Saturday, September 11, 2021

On this Day... by Liz Flaherty

On this day, we grieve as a nation. We have mourned the losses of 9/11/2001 for 20 years. Regardless of Facebook memes and accusing tweets and ghastly opinion pieces to the contrary, we have not forgotten. Not for a single day.

I went to a meeting the night it happened, and Bobette Miller told me what she'd been doing on December 7, 1941. She remembered it in detail.

On November 22, 1963, I was sitting in study hall when President Kennedy was shot.
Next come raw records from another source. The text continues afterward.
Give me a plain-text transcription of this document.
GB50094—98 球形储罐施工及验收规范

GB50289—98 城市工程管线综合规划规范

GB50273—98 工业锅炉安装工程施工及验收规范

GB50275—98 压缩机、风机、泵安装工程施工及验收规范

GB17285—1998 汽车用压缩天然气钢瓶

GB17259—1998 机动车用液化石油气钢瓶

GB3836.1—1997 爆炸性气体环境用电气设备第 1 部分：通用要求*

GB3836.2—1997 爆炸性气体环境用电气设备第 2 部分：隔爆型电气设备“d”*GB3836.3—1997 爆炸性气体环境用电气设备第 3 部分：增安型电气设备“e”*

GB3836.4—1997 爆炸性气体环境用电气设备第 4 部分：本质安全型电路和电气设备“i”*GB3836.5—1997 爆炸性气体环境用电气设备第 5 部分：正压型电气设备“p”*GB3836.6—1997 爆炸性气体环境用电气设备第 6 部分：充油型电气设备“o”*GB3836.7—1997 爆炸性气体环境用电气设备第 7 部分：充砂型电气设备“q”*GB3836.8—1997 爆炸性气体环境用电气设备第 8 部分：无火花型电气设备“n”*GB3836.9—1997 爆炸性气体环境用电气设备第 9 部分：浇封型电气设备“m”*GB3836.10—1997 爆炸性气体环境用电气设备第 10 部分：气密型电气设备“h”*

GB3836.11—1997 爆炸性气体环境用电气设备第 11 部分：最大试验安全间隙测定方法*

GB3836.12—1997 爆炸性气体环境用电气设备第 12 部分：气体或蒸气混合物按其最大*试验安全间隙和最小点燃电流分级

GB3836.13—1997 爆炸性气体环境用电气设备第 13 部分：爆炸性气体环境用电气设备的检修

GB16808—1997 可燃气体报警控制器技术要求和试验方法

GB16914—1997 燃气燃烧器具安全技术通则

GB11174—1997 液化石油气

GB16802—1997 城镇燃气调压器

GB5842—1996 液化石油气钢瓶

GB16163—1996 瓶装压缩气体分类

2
The girl across the table said, "I wanted him out of office, but not that way," and it was my first realization that the political divide went deeper than I'd imagined.

Martin Luther King was killed on April 4, 1968. I will be forever ashamed that although I was so sorry it had happened, I didn't realize the depth and breadth of the pain that loss caused.

On June 5, 1968, my mom woke me to tell me Bobby Kennedy had been shot. That was when, more than a political divide, I learned about hate. My own. Sirhan Sirhan, who killed RFK, has been recommended for parole. Fifty-three years after he committed his crime, I am still horrified by the thought that he'll be free to walk the streets.

Columbine. Sandy Hook. Marjory Stoneman Douglas High School. Since Columbine, according to the Washington Post, more than 256,000 children at 278 schools have been exposed to gun violence. At least 151 children, educators and other people have been killed in assaults, and another 323 have been injured.

I remember Nine Eleven. Where I was and what I was doing and that at first I thought it was just a dreadful accident.

I remember those other days, too. As I said, we grieve as a nation. We grieve, but we don't learn, do we? We never learn.

Have a good week. Be nice to somebody.


  1. Great piece, Liz! You evoked such feelings and memories with each tragedy you listed. I remember them well. Unfortunately.

    1. Yeah. They helped to shape us, and not all in bad ways. Or so I tell myself.

  2. thanks for sharing, liz. I don't think I'll ever forget that day, and its still weird to me what detail I remember. Like, I know what I ate for lunch (tuna salad) although 'ate' is really descriptive because I sat staring at that sandwich for what seemed like hours until I finally just threw it away.

    1. "Sat staring." I think we all did a lot of that that day. I worked all day, but have NO memory of it.

  3. Great post, Liz. I can remember where I was and what I was doing during those horrific events as well, even though for some of them, like JFK's assassination, I was just a little kid. Those moments don't leave you.